Once you have clicked the save button, close Notepad.

You should now see a file on your desktop that looks like this:



Locate the fixme.reg icon on your desktop and double click it, an information box will pop up asking if you want to merge the information in the file into the registry, click YES.

Once the file has run, the information will have merged with your registry so you can delete fixme.reg from your desktop as you won't be needing it any more.


Let me know if this works.


Then continue on with the other steps - MalwareBytes and Kaspersky.

after I downloaded erunt, when I ran it, I got some error boxes that told me that it was unable to change some registry keys due to security. I had to click ok 7 or 8 times to get through. When it rebooted it also said that it was unable to create a backup,

I also tried to unzip a compressed file and was unable to do so. thanks for your patience.

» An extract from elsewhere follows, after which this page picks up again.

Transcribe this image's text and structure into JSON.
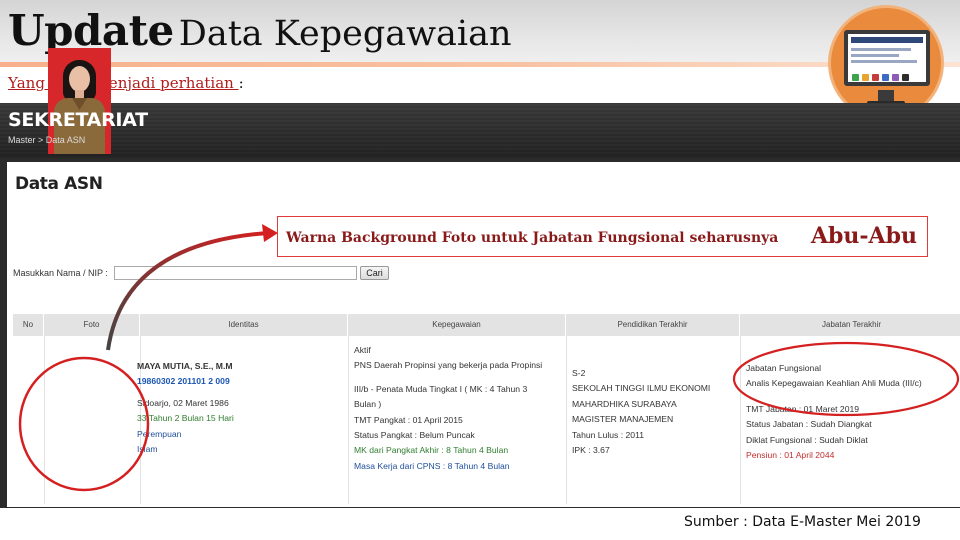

was this after running the reg fix?

Please run Malwarebytes and Kaspersky

Yes, it was after the registry fix.

Here's the malwarebytes log. I'm going to run kaspersky next, but it takes quite a while to complete.

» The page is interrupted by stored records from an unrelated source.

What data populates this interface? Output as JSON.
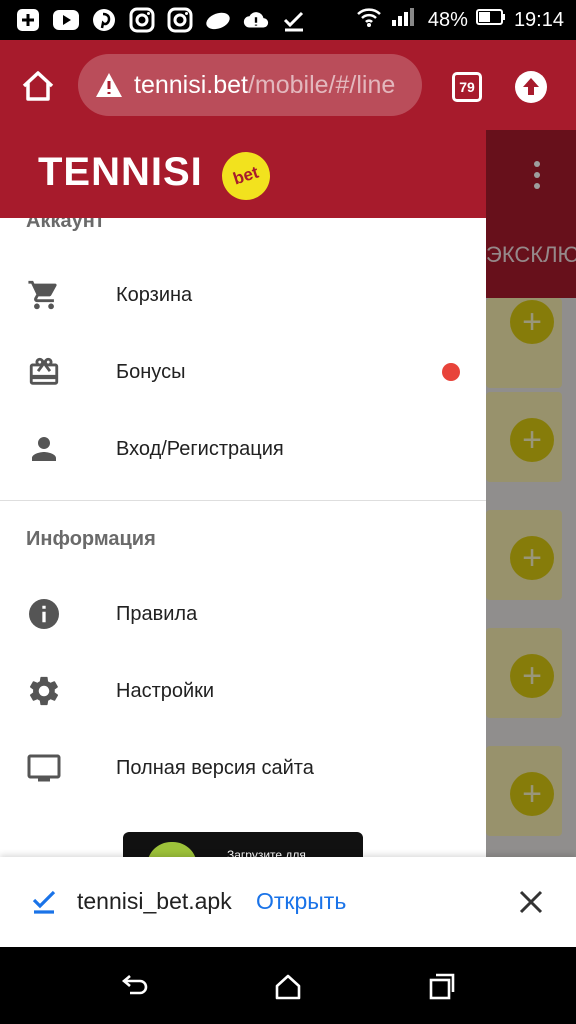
{
  "status_bar": {
    "battery": "48%",
    "time": "19:14",
    "icons": [
      "add-box-icon",
      "youtube-icon",
      "pinterest-icon",
      "instagram-icon",
      "instagram-icon",
      "cloud-icon",
      "cloud-warning-icon",
      "check-icon",
      "wifi-icon",
      "signal-icon",
      "battery-icon"
    ]
  },
  "browser": {
    "url_host": "tennisi.bet",
    "url_path": "/mobile/#/line",
    "tab_count": "79"
  },
  "page": {
    "tab_label": "ЭКСКЛЮЗИВ"
  },
  "drawer": {
    "logo_text": "TENNISI",
    "logo_badge": "bet",
    "section_account": "Аккаунт",
    "account_items": [
      {
        "label": "Корзина",
        "icon": "cart-icon"
      },
      {
        "label": "Бонусы",
        "icon": "gift-icon"
      },
      {
        "label": "Вход/Регистрация",
        "icon": "person-icon"
      }
    ],
    "section_info": "Информация",
    "info_items": [
      {
        "label": "Правила",
        "icon": "info-icon"
      },
      {
        "label": "Настройки",
        "icon": "gear-icon"
      },
      {
        "label": "Полная версия сайта",
        "icon": "monitor-icon"
      }
    ],
    "android_banner_text": "Загрузите для"
  },
  "download": {
    "filename": "tennisi_bet.apk",
    "action": "Открыть"
  },
  "colors": {
    "brand_red": "#a71b2c",
    "accent_yellow": "#f2e21e",
    "badge_red": "#e8433a",
    "link_blue": "#1a73e8"
  }
}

Malwarebytes' Anti-Malware 1.41
Database version: 2830
Windows 6.0.6001 Service Pack 1

9/20/2009 6:01:12 AM
mbam-log-2009-09-20 (06-01-07).txt

Scan type: Quick Scan
Objects scanned: 109763
Time elapsed: 4 minute(s), 13 second(s)

Memory Processes Infected: 0
Memory Modules Infected: 0
Registry Keys Infected: 0
Registry Values Infected: 0
Registry Data Items Infected: 1
Folders Infected: 2
Files Infected: 6

Memory Processes Infected:
(No malicious items detected)

Memory Modules Infected:
(No malicious items detected)

Registry Keys Infected:
(No malicious items detected)

Registry Values Infected:
(No malicious items detected)

Registry Data Items Infected:
HKEY_CURRENT_USER\SOFTWARE\Classes\SOFTWARE\Microsoft\Internet Explorer\SearchScopes\URL (Hijack.SearchPage) -> Bad: (http://search-gala.com/?&uid=157&q={searchTerms}) Good: (http://www.Google.com/) -> No action taken.

Folders Infected:
C:\Users\Mike\AppData\Roaming\Windows PC Defender (Rogue.WindowsPCDefender) -> No action taken.
C:\ProgramData\WPCDSys (Rogue.WindowsPCDefender) -> No action taken.

Files Infected:
C:\Users\Mike\AppData\Roaming\Windows PC Defender\cookies.sqlite (Rogue.WindowsPCDefender) -> No action taken.
C:\Users\Mike\AppData\Roaming\Windows PC Defender\Instructions.ini (Rogue.WindowsPCDefender) -> No action taken.
C:\ProgramData\WPCDSys\wpcd.cfg (Rogue.WindowsPCDefender) -> No action taken.
C:\Users\Mike\Desktop\Windows PC Defender.lnk (Rogue.WindowsPCDefender) -> No action taken.
C:\Users\Mike\AppData\Roaming\Microsoft\Windows\Start Menu\Programs\Windows PC Defender.lnk (Rogue.WindowsPCDefender) -> No action taken.
C:\Users\Mike\AppData\Roaming\Microsoft\Internet Explorer\Quick Launch\Windows PC Defender.lnk (Rogue.WindowsPCDefender) -> No action taken.